Remember: during this process, your site will be not available and requests will end up in some nasty errors so you might want to arrange a 503 Service Unavailable
response in front of your WordPress installation. This could be done using .htaccess
.
Updating database content
Now comes the tricky part. At the moment, all URLs in the content tables are still pointing to the resources of the old sites.

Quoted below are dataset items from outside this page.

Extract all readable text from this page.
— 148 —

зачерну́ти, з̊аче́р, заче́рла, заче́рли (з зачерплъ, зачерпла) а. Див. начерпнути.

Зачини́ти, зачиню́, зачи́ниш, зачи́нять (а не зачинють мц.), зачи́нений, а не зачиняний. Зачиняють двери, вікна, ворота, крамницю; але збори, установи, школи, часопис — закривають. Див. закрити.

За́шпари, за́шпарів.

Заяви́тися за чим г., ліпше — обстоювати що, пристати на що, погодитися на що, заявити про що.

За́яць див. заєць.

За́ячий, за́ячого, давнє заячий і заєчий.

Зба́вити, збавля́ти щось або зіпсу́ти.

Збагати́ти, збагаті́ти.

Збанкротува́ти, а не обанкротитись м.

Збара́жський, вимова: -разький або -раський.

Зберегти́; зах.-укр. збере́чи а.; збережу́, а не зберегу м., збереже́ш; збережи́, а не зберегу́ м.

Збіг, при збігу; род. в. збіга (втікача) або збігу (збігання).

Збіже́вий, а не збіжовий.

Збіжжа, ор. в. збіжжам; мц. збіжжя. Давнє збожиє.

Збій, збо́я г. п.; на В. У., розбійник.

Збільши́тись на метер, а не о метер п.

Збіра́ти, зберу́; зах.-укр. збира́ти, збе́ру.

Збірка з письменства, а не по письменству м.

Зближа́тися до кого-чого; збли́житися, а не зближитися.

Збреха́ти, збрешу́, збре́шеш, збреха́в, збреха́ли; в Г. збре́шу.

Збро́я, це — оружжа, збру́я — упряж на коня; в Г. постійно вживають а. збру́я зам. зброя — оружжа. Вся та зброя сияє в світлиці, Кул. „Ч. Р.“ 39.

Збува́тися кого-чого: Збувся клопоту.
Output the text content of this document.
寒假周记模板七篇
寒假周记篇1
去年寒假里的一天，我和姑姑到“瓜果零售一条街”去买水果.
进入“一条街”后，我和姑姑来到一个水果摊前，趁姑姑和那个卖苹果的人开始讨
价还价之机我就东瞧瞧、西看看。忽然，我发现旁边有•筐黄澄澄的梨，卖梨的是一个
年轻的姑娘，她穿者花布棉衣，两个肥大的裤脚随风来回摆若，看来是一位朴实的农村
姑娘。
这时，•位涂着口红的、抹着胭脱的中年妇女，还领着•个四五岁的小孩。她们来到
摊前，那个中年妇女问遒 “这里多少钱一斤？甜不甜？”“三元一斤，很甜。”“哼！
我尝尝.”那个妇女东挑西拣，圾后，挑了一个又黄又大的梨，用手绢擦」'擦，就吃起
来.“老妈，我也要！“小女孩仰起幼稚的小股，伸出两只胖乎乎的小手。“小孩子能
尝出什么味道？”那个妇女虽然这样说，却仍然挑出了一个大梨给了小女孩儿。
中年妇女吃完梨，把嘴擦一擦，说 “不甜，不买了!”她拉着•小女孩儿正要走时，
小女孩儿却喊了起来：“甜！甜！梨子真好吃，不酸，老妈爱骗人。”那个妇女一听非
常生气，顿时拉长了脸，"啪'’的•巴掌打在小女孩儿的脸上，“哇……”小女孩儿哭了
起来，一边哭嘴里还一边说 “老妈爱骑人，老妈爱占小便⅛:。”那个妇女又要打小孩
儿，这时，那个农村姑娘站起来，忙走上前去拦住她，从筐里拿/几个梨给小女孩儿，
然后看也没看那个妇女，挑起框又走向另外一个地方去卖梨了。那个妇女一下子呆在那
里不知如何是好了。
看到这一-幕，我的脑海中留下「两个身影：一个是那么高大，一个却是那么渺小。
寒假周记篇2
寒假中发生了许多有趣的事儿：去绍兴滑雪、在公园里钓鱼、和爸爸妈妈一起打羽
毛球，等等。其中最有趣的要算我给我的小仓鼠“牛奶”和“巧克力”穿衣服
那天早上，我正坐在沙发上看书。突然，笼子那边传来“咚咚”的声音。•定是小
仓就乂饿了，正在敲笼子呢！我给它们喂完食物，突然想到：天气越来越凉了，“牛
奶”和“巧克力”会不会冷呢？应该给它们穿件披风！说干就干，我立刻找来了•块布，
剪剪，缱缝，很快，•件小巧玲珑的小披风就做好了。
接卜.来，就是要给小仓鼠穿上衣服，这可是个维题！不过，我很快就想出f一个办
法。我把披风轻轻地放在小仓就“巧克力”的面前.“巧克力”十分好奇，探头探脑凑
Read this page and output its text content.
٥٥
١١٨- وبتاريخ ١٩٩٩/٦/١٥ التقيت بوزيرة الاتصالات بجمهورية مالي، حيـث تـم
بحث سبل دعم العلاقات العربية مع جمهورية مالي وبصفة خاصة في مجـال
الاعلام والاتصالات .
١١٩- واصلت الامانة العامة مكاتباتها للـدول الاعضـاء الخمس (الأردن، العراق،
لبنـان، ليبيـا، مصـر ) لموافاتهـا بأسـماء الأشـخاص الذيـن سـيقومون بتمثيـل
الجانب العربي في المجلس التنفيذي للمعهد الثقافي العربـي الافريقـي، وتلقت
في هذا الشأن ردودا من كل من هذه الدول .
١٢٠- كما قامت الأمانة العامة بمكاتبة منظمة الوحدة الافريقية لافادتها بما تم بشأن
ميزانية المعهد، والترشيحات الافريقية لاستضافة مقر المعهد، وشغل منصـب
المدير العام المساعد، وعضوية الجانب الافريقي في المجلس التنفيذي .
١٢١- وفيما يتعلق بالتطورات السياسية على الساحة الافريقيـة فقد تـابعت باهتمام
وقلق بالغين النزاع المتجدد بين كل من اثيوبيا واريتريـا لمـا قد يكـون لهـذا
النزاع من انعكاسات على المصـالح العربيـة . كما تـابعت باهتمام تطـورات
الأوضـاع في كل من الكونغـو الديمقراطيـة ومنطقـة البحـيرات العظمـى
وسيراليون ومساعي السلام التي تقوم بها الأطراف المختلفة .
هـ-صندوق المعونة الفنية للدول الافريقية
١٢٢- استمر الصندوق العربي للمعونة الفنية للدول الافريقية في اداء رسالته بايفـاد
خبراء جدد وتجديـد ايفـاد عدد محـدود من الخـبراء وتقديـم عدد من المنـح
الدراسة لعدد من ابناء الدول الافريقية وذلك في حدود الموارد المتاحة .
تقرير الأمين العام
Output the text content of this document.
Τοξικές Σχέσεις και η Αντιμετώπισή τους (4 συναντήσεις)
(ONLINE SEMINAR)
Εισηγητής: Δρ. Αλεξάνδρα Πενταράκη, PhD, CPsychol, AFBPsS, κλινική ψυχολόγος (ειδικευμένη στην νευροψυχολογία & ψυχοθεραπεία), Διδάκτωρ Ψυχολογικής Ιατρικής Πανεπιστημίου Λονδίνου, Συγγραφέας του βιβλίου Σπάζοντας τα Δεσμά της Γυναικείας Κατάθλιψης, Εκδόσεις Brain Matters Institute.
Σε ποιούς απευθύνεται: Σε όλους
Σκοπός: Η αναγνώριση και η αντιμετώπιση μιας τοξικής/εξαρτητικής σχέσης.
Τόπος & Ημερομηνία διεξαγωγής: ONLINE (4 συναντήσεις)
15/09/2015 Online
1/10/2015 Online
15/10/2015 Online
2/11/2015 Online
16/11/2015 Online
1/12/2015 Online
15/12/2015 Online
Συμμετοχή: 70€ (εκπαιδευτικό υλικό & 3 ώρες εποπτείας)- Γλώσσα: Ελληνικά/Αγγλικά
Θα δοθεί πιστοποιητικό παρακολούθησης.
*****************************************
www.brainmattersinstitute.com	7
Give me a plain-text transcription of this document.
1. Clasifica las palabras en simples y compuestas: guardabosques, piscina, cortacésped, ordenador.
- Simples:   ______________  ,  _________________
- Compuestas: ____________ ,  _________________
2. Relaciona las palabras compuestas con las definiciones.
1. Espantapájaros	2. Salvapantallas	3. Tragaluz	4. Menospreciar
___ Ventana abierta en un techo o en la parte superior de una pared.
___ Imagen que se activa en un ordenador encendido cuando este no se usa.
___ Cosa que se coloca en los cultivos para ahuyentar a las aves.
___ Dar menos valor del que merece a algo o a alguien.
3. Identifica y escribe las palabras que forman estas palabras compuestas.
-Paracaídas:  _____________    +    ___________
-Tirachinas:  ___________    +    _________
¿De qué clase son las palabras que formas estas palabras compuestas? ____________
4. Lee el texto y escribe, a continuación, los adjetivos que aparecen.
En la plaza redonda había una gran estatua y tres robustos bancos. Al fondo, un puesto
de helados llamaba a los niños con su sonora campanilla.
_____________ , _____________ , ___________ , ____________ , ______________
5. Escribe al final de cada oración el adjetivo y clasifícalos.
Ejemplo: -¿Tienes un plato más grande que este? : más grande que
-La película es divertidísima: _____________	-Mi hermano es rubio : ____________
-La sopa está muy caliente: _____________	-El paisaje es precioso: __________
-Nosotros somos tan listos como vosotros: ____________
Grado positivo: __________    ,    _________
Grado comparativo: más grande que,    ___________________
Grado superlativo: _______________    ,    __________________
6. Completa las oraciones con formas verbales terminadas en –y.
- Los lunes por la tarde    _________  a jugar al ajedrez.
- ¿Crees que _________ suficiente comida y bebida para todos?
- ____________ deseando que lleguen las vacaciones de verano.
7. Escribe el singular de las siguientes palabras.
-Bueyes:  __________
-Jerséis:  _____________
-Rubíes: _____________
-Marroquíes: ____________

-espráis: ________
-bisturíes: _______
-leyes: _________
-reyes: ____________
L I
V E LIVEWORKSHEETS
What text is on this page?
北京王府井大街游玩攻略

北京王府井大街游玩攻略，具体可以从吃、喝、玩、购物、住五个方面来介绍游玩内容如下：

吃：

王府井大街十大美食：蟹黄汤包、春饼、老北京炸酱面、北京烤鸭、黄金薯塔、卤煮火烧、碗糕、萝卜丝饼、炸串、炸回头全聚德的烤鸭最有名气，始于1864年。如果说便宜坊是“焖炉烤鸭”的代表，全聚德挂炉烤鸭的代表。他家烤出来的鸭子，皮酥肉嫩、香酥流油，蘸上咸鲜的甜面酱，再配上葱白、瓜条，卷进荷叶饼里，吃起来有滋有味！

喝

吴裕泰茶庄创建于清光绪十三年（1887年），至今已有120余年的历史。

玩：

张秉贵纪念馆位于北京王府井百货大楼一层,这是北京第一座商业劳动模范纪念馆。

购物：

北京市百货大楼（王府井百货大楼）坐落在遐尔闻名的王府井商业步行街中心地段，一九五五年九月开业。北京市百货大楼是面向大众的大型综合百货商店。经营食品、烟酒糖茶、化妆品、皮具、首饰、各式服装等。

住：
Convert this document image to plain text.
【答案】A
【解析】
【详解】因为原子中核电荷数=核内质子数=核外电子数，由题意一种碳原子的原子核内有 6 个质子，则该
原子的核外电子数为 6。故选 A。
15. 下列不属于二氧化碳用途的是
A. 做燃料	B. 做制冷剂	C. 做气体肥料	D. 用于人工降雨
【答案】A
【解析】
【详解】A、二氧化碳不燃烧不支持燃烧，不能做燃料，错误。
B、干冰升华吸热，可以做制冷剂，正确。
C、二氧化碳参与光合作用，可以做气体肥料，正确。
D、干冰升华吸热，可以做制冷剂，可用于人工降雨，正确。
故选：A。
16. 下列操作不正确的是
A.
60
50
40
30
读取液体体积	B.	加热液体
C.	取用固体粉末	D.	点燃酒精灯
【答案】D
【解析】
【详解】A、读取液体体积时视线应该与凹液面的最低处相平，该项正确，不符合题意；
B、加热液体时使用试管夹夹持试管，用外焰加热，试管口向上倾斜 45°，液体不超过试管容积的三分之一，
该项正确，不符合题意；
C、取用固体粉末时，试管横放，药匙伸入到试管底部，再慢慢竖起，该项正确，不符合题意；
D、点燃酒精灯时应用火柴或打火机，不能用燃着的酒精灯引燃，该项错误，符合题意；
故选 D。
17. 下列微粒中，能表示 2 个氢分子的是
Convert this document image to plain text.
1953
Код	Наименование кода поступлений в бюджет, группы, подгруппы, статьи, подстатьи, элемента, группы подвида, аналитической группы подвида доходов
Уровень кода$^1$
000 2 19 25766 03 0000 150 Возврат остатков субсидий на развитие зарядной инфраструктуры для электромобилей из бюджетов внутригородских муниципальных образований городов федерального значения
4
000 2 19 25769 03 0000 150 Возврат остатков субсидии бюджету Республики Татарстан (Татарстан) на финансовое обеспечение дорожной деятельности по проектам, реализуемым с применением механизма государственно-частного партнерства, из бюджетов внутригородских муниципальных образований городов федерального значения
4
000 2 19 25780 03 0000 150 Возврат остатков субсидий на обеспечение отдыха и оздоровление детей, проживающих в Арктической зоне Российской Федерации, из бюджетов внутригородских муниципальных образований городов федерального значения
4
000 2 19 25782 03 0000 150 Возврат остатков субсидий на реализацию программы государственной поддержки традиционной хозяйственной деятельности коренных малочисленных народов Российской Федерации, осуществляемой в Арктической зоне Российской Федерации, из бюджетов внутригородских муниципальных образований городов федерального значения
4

But replacing them is not that easy: Replacing every http://foo.wp.tmp
with http://wp.tmp
in the first step and every http://wp.tmp
with http://foo.wp.tmp
in the next step will end up in having all former URLs pointing to site ID 1 (http://foo.wp.tmp
).
The best way would be to insert an intermediate step:
- Search for
http://foo.wp.tmp
and replace it with a preferably unique slug: http://3a4b522a.wp.tmp
- Search for
http://wp.tmp
and replace it with http://foo.wp.tmp
- Search for
http://3a4b522a.wp.tmp
and replace it with http://wp.tmp
All these search and replace commands should ignore the three tables (*_options
*_blogs
) we updated before, otherwise they would break the configuration. You might also have a manual look for URLs in wp_*_options
table outside of the home
and siteurl
keys.
I would suggest to use WP-CLI’s search-replace command for this as it can deal with serialized data and has no limitations that HTTP might have.